Imaginemos al sumo sacerdote, pensando como él obedeció cuidadosamente al gran Jehová y procedió a llevar a cabo las instrucciones para ese día excepcional. En Levítico 16, Moisés advirtió a Aarón que sólo en una forma especial él podría acercarse al propiciatorio en presencia de la gloria divina que se movió sobre el arca del pacto en el Lugar Santísimo. En primer lugar, él tuvo que hacer una expiación por sí mismo (ver Hebreos 5:1-3). Dicho acto, es un tipo de Cristo sólo por sentido contrario, como lo explica Hebreos 7:26-28. Sin embargo, en todo lo que sigue en esta ceremonia que desempeñó para el pueblo, él es un tipo positivo de Jesús como nuestro verdadero Sumo Sacerdote.

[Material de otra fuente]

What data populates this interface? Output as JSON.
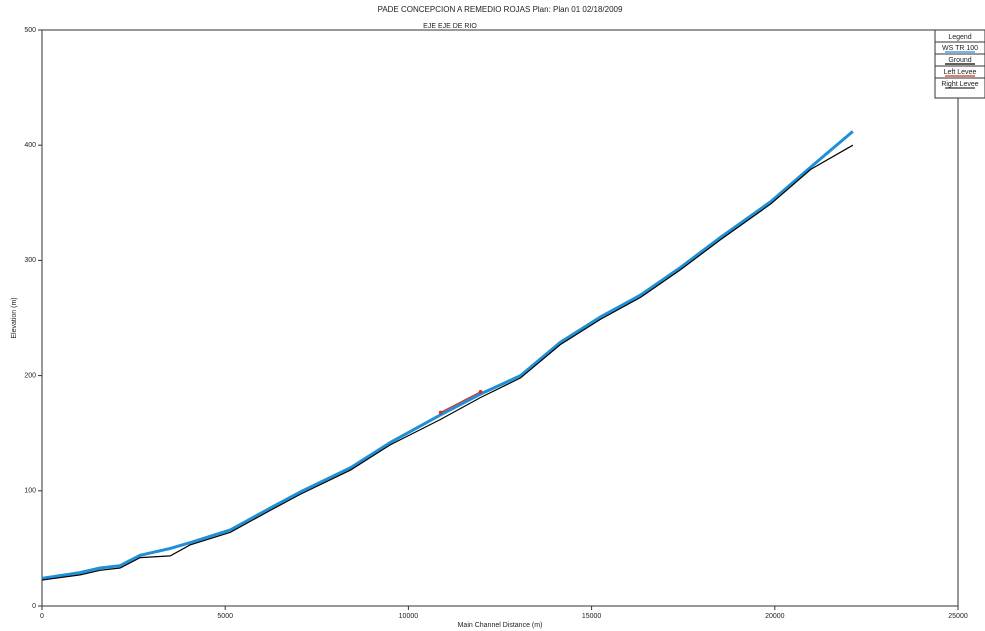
{
  "chart_data": {
    "type": "line",
    "title": "PADE CONCEPCION A REMEDIO ROJAS     Plan: Plan 01    02/18/2009",
    "subtitle": "EJE EJE DE RIO",
    "x_label": "Main Channel Distance (m)",
    "y_label": "Elevation (m)",
    "legend_title": "Legend",
    "x": [
      0,
      1040,
      1585,
      2130,
      2680,
      3500,
      4040,
      5140,
      6230,
      7050,
      8420,
      9510,
      10880,
      11970,
      13060,
      14150,
      15250,
      16340,
      17430,
      18520,
      19890,
      20980,
      22130
    ],
    "series": [
      {
        "name": "WS  TR 100",
        "color": "#1f8fd6",
        "values": [
          24,
          29,
          33,
          35,
          44,
          50,
          55,
          66,
          85,
          99,
          120,
          142,
          166,
          184,
          200,
          229,
          251,
          270,
          294,
          320,
          351,
          381,
          412
        ]
      },
      {
        "name": "Ground",
        "color": "#000000",
        "values": [
          22.5,
          27,
          31,
          33,
          42,
          43.5,
          53,
          64,
          83,
          97,
          118,
          140,
          162,
          181,
          198,
          227,
          249,
          268,
          292,
          318,
          349,
          379,
          400
        ]
      },
      {
        "name": "Left Levee",
        "color": "#d0302a",
        "values": [
          null,
          null,
          null,
          null,
          null,
          null,
          null,
          null,
          null,
          null,
          null,
          null,
          168,
          186,
          null,
          null,
          null,
          null,
          null,
          null,
          null,
          null,
          null
        ]
      },
      {
        "name": "Right Levee",
        "color": "#333333",
        "values": [
          null,
          null,
          null,
          null,
          null,
          null,
          null,
          null,
          null,
          null,
          null,
          null,
          null,
          null,
          null,
          null,
          null,
          null,
          null,
          null,
          null,
          null,
          null
        ]
      }
    ],
    "xlim": [
      0,
      25000
    ],
    "xticks": [
      0,
      5000,
      10000,
      15000,
      20000,
      25000
    ],
    "ylim": [
      0,
      500
    ],
    "yticks": [
      0,
      100,
      200,
      300,
      400,
      500
    ]
  }
}
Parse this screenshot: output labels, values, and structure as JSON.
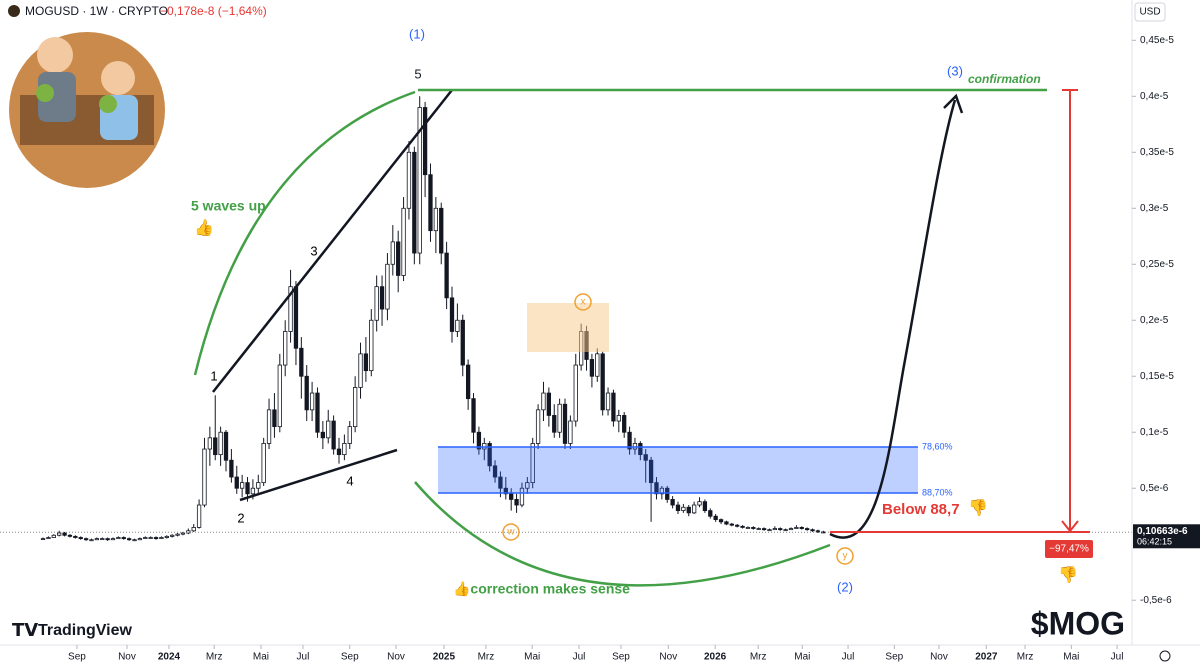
{
  "header": {
    "symbol": "MOGUSD · 1W · CRYPTO",
    "change": "−0,178e-8 (−1,64%)",
    "currency": "USD",
    "brand": "TradingView"
  },
  "chart_data": {
    "type": "candlestick",
    "up_color": "#ffffff",
    "down_color": "#131722",
    "grid": false,
    "ylim": [
      -9e-07,
      4.86e-06
    ],
    "yticks": [
      {
        "value": 4.5e-06,
        "label": "0,45e-5"
      },
      {
        "value": 4e-06,
        "label": "0,4e-5"
      },
      {
        "value": 3.5e-06,
        "label": "0,35e-5"
      },
      {
        "value": 3e-06,
        "label": "0,3e-5"
      },
      {
        "value": 2.5e-06,
        "label": "0,25e-5"
      },
      {
        "value": 2e-06,
        "label": "0,2e-5"
      },
      {
        "value": 1.5e-06,
        "label": "0,15e-5"
      },
      {
        "value": 1e-06,
        "label": "0,1e-5"
      },
      {
        "value": 5e-07,
        "label": "0,5e-6"
      },
      {
        "value": -5e-07,
        "label": "-0,5e-6"
      }
    ],
    "xlim": [
      -8,
      202
    ],
    "xticks": [
      {
        "value": 6.3,
        "label": "Sep"
      },
      {
        "value": 15.6,
        "label": "Nov"
      },
      {
        "value": 23.4,
        "label": "2024"
      },
      {
        "value": 31.8,
        "label": "Mrz"
      },
      {
        "value": 40.5,
        "label": "Mai"
      },
      {
        "value": 48.3,
        "label": "Jul"
      },
      {
        "value": 57,
        "label": "Sep"
      },
      {
        "value": 65.6,
        "label": "Nov"
      },
      {
        "value": 74.5,
        "label": "2025"
      },
      {
        "value": 82.3,
        "label": "Mrz"
      },
      {
        "value": 90.9,
        "label": "Mai"
      },
      {
        "value": 99.6,
        "label": "Jul"
      },
      {
        "value": 107.4,
        "label": "Sep"
      },
      {
        "value": 116.2,
        "label": "Nov"
      },
      {
        "value": 124.9,
        "label": "2026"
      },
      {
        "value": 132.9,
        "label": "Mrz"
      },
      {
        "value": 141.1,
        "label": "Mai"
      },
      {
        "value": 149.6,
        "label": "Jul"
      },
      {
        "value": 158.2,
        "label": "Sep"
      },
      {
        "value": 166.5,
        "label": "Nov"
      },
      {
        "value": 175.3,
        "label": "2027"
      },
      {
        "value": 182.5,
        "label": "Mrz"
      },
      {
        "value": 191.1,
        "label": "Mai"
      },
      {
        "value": 199.6,
        "label": "Jul"
      }
    ],
    "series": [
      {
        "values": [
          [
            5e-08,
            6e-08,
            4e-08,
            5e-08
          ],
          [
            5e-08,
            7e-08,
            5e-08,
            6e-08
          ],
          [
            6e-08,
            9e-08,
            6e-08,
            8e-08
          ],
          [
            8e-08,
            1.2e-07,
            7e-08,
            1e-07
          ],
          [
            1e-07,
            1.1e-07,
            7e-08,
            8e-08
          ],
          [
            8e-08,
            9e-08,
            6e-08,
            7e-08
          ],
          [
            7e-08,
            8e-08,
            5e-08,
            6e-08
          ],
          [
            6e-08,
            7e-08,
            4e-08,
            5e-08
          ],
          [
            5e-08,
            6e-08,
            3e-08,
            4e-08
          ],
          [
            4e-08,
            5e-08,
            3e-08,
            4e-08
          ],
          [
            4e-08,
            6e-08,
            4e-08,
            5e-08
          ],
          [
            5e-08,
            6e-08,
            4e-08,
            5e-08
          ],
          [
            5e-08,
            6e-08,
            3e-08,
            4e-08
          ],
          [
            4e-08,
            6e-08,
            4e-08,
            5e-08
          ],
          [
            5e-08,
            7e-08,
            5e-08,
            6e-08
          ],
          [
            6e-08,
            7e-08,
            4e-08,
            5e-08
          ],
          [
            5e-08,
            6e-08,
            3e-08,
            4e-08
          ],
          [
            4e-08,
            5e-08,
            3e-08,
            4e-08
          ],
          [
            4e-08,
            6e-08,
            4e-08,
            5e-08
          ],
          [
            5e-08,
            7e-08,
            5e-08,
            6e-08
          ],
          [
            6e-08,
            7e-08,
            5e-08,
            6e-08
          ],
          [
            6e-08,
            7e-08,
            4e-08,
            5e-08
          ],
          [
            5e-08,
            7e-08,
            5e-08,
            6e-08
          ],
          [
            6e-08,
            8e-08,
            5e-08,
            7e-08
          ],
          [
            7e-08,
            9e-08,
            6e-08,
            8e-08
          ],
          [
            8e-08,
            1e-07,
            7e-08,
            9e-08
          ],
          [
            9e-08,
            1.1e-07,
            8e-08,
            1e-07
          ],
          [
            1e-07,
            1.4e-07,
            9e-08,
            1.2e-07
          ],
          [
            1.2e-07,
            1.8e-07,
            1.1e-07,
            1.5e-07
          ],
          [
            1.5e-07,
            4e-07,
            1.4e-07,
            3.5e-07
          ],
          [
            3.5e-07,
            9.5e-07,
            3.3e-07,
            8.5e-07
          ],
          [
            8.5e-07,
            1.05e-06,
            7e-07,
            9.5e-07
          ],
          [
            9.5e-07,
            1.33e-06,
            7.5e-07,
            8e-07
          ],
          [
            8e-07,
            1.05e-06,
            7e-07,
            1e-06
          ],
          [
            1e-06,
            1.02e-06,
            6.5e-07,
            7.5e-07
          ],
          [
            7.5e-07,
            8.5e-07,
            5.5e-07,
            6e-07
          ],
          [
            6e-07,
            7e-07,
            4.5e-07,
            5e-07
          ],
          [
            5e-07,
            6.2e-07,
            4.2e-07,
            5.5e-07
          ],
          [
            5.5e-07,
            6e-07,
            3.8e-07,
            4.5e-07
          ],
          [
            4.5e-07,
            5.8e-07,
            4e-07,
            5e-07
          ],
          [
            5e-07,
            6.2e-07,
            4.5e-07,
            5.5e-07
          ],
          [
            5.5e-07,
            9.5e-07,
            5.2e-07,
            9e-07
          ],
          [
            9e-07,
            1.3e-06,
            8.5e-07,
            1.2e-06
          ],
          [
            1.2e-06,
            1.35e-06,
            9.5e-07,
            1.05e-06
          ],
          [
            1.05e-06,
            1.7e-06,
            1e-06,
            1.6e-06
          ],
          [
            1.6e-06,
            2e-06,
            1.5e-06,
            1.9e-06
          ],
          [
            1.9e-06,
            2.45e-06,
            1.8e-06,
            2.3e-06
          ],
          [
            2.3e-06,
            2.35e-06,
            1.6e-06,
            1.75e-06
          ],
          [
            1.75e-06,
            1.85e-06,
            1.3e-06,
            1.5e-06
          ],
          [
            1.5e-06,
            1.6e-06,
            1.1e-06,
            1.2e-06
          ],
          [
            1.2e-06,
            1.45e-06,
            1.1e-06,
            1.35e-06
          ],
          [
            1.35e-06,
            1.4e-06,
            9.5e-07,
            1e-06
          ],
          [
            1e-06,
            1.1e-06,
            8.5e-07,
            9.5e-07
          ],
          [
            9.5e-07,
            1.2e-06,
            9e-07,
            1.1e-06
          ],
          [
            1.1e-06,
            1.15e-06,
            8e-07,
            8.5e-07
          ],
          [
            8.5e-07,
            9.5e-07,
            7.2e-07,
            8e-07
          ],
          [
            8e-07,
            9.8e-07,
            7.5e-07,
            9e-07
          ],
          [
            9e-07,
            1.1e-06,
            8.5e-07,
            1.05e-06
          ],
          [
            1.05e-06,
            1.5e-06,
            1e-06,
            1.4e-06
          ],
          [
            1.4e-06,
            1.8e-06,
            1.3e-06,
            1.7e-06
          ],
          [
            1.7e-06,
            1.85e-06,
            1.45e-06,
            1.55e-06
          ],
          [
            1.55e-06,
            2.1e-06,
            1.5e-06,
            2e-06
          ],
          [
            2e-06,
            2.4e-06,
            1.9e-06,
            2.3e-06
          ],
          [
            2.3e-06,
            2.4e-06,
            1.95e-06,
            2.1e-06
          ],
          [
            2.1e-06,
            2.6e-06,
            2e-06,
            2.5e-06
          ],
          [
            2.5e-06,
            2.85e-06,
            2.4e-06,
            2.7e-06
          ],
          [
            2.7e-06,
            2.8e-06,
            2.25e-06,
            2.4e-06
          ],
          [
            2.4e-06,
            3.1e-06,
            2.35e-06,
            3e-06
          ],
          [
            3e-06,
            3.6e-06,
            2.9e-06,
            3.5e-06
          ],
          [
            3.5e-06,
            3.55e-06,
            2.5e-06,
            2.6e-06
          ],
          [
            2.6e-06,
            4e-06,
            2.5e-06,
            3.9e-06
          ],
          [
            3.9e-06,
            3.95e-06,
            3.1e-06,
            3.3e-06
          ],
          [
            3.3e-06,
            3.4e-06,
            2.7e-06,
            2.8e-06
          ],
          [
            2.8e-06,
            3.1e-06,
            2.6e-06,
            3e-06
          ],
          [
            3e-06,
            3.05e-06,
            2.5e-06,
            2.6e-06
          ],
          [
            2.6e-06,
            2.7e-06,
            2.1e-06,
            2.2e-06
          ],
          [
            2.2e-06,
            2.3e-06,
            1.8e-06,
            1.9e-06
          ],
          [
            1.9e-06,
            2.15e-06,
            1.85e-06,
            2e-06
          ],
          [
            2e-06,
            2.05e-06,
            1.5e-06,
            1.6e-06
          ],
          [
            1.6e-06,
            1.65e-06,
            1.2e-06,
            1.3e-06
          ],
          [
            1.3e-06,
            1.35e-06,
            9e-07,
            1e-06
          ],
          [
            1e-06,
            1.05e-06,
            8e-07,
            8.5e-07
          ],
          [
            8.5e-07,
            9.5e-07,
            7.5e-07,
            9e-07
          ],
          [
            9e-07,
            9.2e-07,
            6.5e-07,
            7e-07
          ],
          [
            7e-07,
            7.5e-07,
            5.5e-07,
            6e-07
          ],
          [
            6e-07,
            6.5e-07,
            4.2e-07,
            5e-07
          ],
          [
            5e-07,
            6e-07,
            4e-07,
            4.5e-07
          ],
          [
            4.5e-07,
            5e-07,
            3e-07,
            4e-07
          ],
          [
            4e-07,
            4.5e-07,
            2.8e-07,
            3.5e-07
          ],
          [
            3.5e-07,
            5.5e-07,
            3.3e-07,
            5e-07
          ],
          [
            5e-07,
            6e-07,
            4.5e-07,
            5.5e-07
          ],
          [
            5.5e-07,
            9.5e-07,
            5e-07,
            9e-07
          ],
          [
            9e-07,
            1.25e-06,
            8.5e-07,
            1.2e-06
          ],
          [
            1.2e-06,
            1.45e-06,
            1.1e-06,
            1.35e-06
          ],
          [
            1.35e-06,
            1.4e-06,
            1.05e-06,
            1.15e-06
          ],
          [
            1.15e-06,
            1.25e-06,
            9.5e-07,
            1e-06
          ],
          [
            1e-06,
            1.3e-06,
            9.5e-07,
            1.25e-06
          ],
          [
            1.25e-06,
            1.3e-06,
            8.5e-07,
            9e-07
          ],
          [
            9e-07,
            1.15e-06,
            8.5e-07,
            1.1e-06
          ],
          [
            1.1e-06,
            1.7e-06,
            1.05e-06,
            1.6e-06
          ],
          [
            1.6e-06,
            1.97e-06,
            1.55e-06,
            1.9e-06
          ],
          [
            1.9e-06,
            1.95e-06,
            1.55e-06,
            1.65e-06
          ],
          [
            1.65e-06,
            1.7e-06,
            1.4e-06,
            1.5e-06
          ],
          [
            1.5e-06,
            1.75e-06,
            1.45e-06,
            1.7e-06
          ],
          [
            1.7e-06,
            1.72e-06,
            1.15e-06,
            1.2e-06
          ],
          [
            1.2e-06,
            1.4e-06,
            1.15e-06,
            1.35e-06
          ],
          [
            1.35e-06,
            1.38e-06,
            1.05e-06,
            1.1e-06
          ],
          [
            1.1e-06,
            1.2e-06,
            1e-06,
            1.15e-06
          ],
          [
            1.15e-06,
            1.18e-06,
            9.5e-07,
            1e-06
          ],
          [
            1e-06,
            1.05e-06,
            8e-07,
            8.5e-07
          ],
          [
            8.5e-07,
            9.5e-07,
            8e-07,
            9e-07
          ],
          [
            9e-07,
            9.2e-07,
            7.5e-07,
            8e-07
          ],
          [
            8e-07,
            8.5e-07,
            5.5e-07,
            7.5e-07
          ],
          [
            7.5e-07,
            7.8e-07,
            2e-07,
            5.5e-07
          ],
          [
            5.5e-07,
            6e-07,
            4e-07,
            4.5e-07
          ],
          [
            4.5e-07,
            5.2e-07,
            4e-07,
            5e-07
          ],
          [
            5e-07,
            5.2e-07,
            3.7e-07,
            4e-07
          ],
          [
            4e-07,
            4.3e-07,
            3.2e-07,
            3.5e-07
          ],
          [
            3.5e-07,
            3.8e-07,
            2.7e-07,
            3e-07
          ],
          [
            3e-07,
            3.6e-07,
            2.8e-07,
            3.3e-07
          ],
          [
            3.3e-07,
            3.5e-07,
            2.5e-07,
            2.8e-07
          ],
          [
            2.8e-07,
            3.8e-07,
            2.7e-07,
            3.5e-07
          ],
          [
            3.5e-07,
            4.2e-07,
            3.3e-07,
            3.8e-07
          ],
          [
            3.8e-07,
            4e-07,
            2.8e-07,
            3e-07
          ],
          [
            3e-07,
            3.2e-07,
            2.3e-07,
            2.5e-07
          ],
          [
            2.5e-07,
            2.7e-07,
            2e-07,
            2.2e-07
          ],
          [
            2.2e-07,
            2.3e-07,
            1.8e-07,
            2e-07
          ],
          [
            2e-07,
            2.1e-07,
            1.7e-07,
            1.8e-07
          ],
          [
            1.8e-07,
            1.9e-07,
            1.6e-07,
            1.7e-07
          ],
          [
            1.7e-07,
            1.8e-07,
            1.5e-07,
            1.6e-07
          ],
          [
            1.6e-07,
            1.7e-07,
            1.4e-07,
            1.5e-07
          ],
          [
            1.5e-07,
            1.6e-07,
            1.4e-07,
            1.5e-07
          ],
          [
            1.5e-07,
            1.6e-07,
            1.3e-07,
            1.4e-07
          ],
          [
            1.4e-07,
            1.5e-07,
            1.3e-07,
            1.4e-07
          ],
          [
            1.4e-07,
            1.5e-07,
            1.2e-07,
            1.3e-07
          ],
          [
            1.3e-07,
            1.4e-07,
            1.2e-07,
            1.3e-07
          ],
          [
            1.3e-07,
            1.6e-07,
            1.3e-07,
            1.4e-07
          ],
          [
            1.4e-07,
            1.5e-07,
            1.2e-07,
            1.3e-07
          ],
          [
            1.3e-07,
            1.4e-07,
            1.2e-07,
            1.3e-07
          ],
          [
            1.3e-07,
            1.5e-07,
            1.3e-07,
            1.4e-07
          ],
          [
            1.4e-07,
            1.7e-07,
            1.4e-07,
            1.5e-07
          ],
          [
            1.5e-07,
            1.6e-07,
            1.3e-07,
            1.4e-07
          ],
          [
            1.4e-07,
            1.5e-07,
            1.2e-07,
            1.3e-07
          ],
          [
            1.3e-07,
            1.4e-07,
            1.1e-07,
            1.2e-07
          ],
          [
            1.2e-07,
            1.3e-07,
            1e-07,
            1.1e-07
          ],
          [
            1.1e-07,
            1.2e-07,
            1e-07,
            1.0663e-07
          ]
        ]
      }
    ],
    "last_price_label": "0,10663e-6",
    "countdown": "06:42:15",
    "annotations": {
      "wave1_label": "(1)",
      "wave5_top": "5",
      "wave3_label": "(3)",
      "confirmation": "confirmation",
      "waves_up": "5 waves up",
      "thumb_up": "👍",
      "sub1": "1",
      "sub2": "2",
      "sub3": "3",
      "sub4": "4",
      "x": "x",
      "w": "w",
      "y": "y",
      "wave2_label": "(2)",
      "fib_high": "78,60%",
      "fib_low": "88,70%",
      "below": "Below 88,7",
      "thumb_down": "👎",
      "correction": "👍correction makes sense",
      "drop": "−97,47%",
      "ticker": "$MOG"
    }
  }
}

Observemos que su vestido para esta ocasión especial fue totalmente diferente. Intercambió su hermosa vestidura sacerdotal por un vestido de lino blanco: “Se vestirá la túnica santa de lino, y sobre su cuerpo tendrá calzoncillos de lino, y se ceñirá el cinto de lino, y con la mitra de lino se cubrirá” (Levítico 16:4). A continuación, tomó de la congregación de los hijos de Israel dos machos cabríos y echaron suertes sobre ellos a la puerta del Tabernáculo. Tenían que ser dos cabras, pues el Día de Expiación consistía de dos partes: primero, para satisfacer la ira de Dios, y segundo, para llevar lejos los pecados del pueblo. En cada una de estas partes, se decidió utilizar una cabra para lograr cada objetivo.

A continuación, tomó un incensario lleno de brasas ardientes del altar, una porción de incienso fragante y una porción de la sangre del buey inmolado como ofrenda por el pecado. Él desapareció de la vista de la gente, pasó por el Lugar Santo y se dirigió detrás del velo al Lugar Santísimo. Allí puso el incienso sobre los carbones encendidos, a fin de que una nube cubriera el propiciatorio, protegiéndose de morir. Luego roció la sangre sobre el propiciatorio y volvió sobre sus pasos para aparecer de nuevo ante el pueblo.

A continuación degolló al macho cabrío al que le había caído esa suerte, tomó su sangre para ir detrás del velo e hizo expiación por Israel “a causa de las impurezas de los hijos de Israel, de sus rebeliones y de todos sus pecados” (Levítico 16:16). Reapareció y puso  sus dos manos sobre la cabeza del macho cabrío vivo y confesó sobre él “todas las iniquidades de los hijos de Israel… poniéndolas así sobre la cabeza del macho cabrío, y lo envió al desierto… y aquel macho cabrío llevó sobre sí todas las iniquidades de ellos a tierra inhabitada” (Levítico 16:21-22). Así, ambos componentes de la expiación se presentan plenamente: Los animales muertos que satisfacen la ira de Dios y el chivo expiatorio que manifestó la expiación realizada a favor de Israel llevando sobre sí los pecados del pueblo. Cuando Cristo murió en el Calvario, el tomó nuestros pecados y los hizo alejar de nosotros así como está de lejos el oriente del occidente. El sacrificio típico se ofrecía una vez cada año, pero Cristo sólo tuvo que ser ofrecido una vez (Hebreos 10:10). (Ver Isaías 43:25, 53:5; Juan 1:29; Hebreos 9:28.)

Preguntas

1. Describe en detalle la manera como la ofrenda por el pecado se realizó con las dos cabras en el Día de Expiación.
2. ¿Por qué era necesario el uso de dos machos cabríos?
3. De la lección escritural enseñada por cada uno de ellos.
4. ¿Qué otra ceremonia tuvo lugar en ese día?
5. Explique su significado espiritual.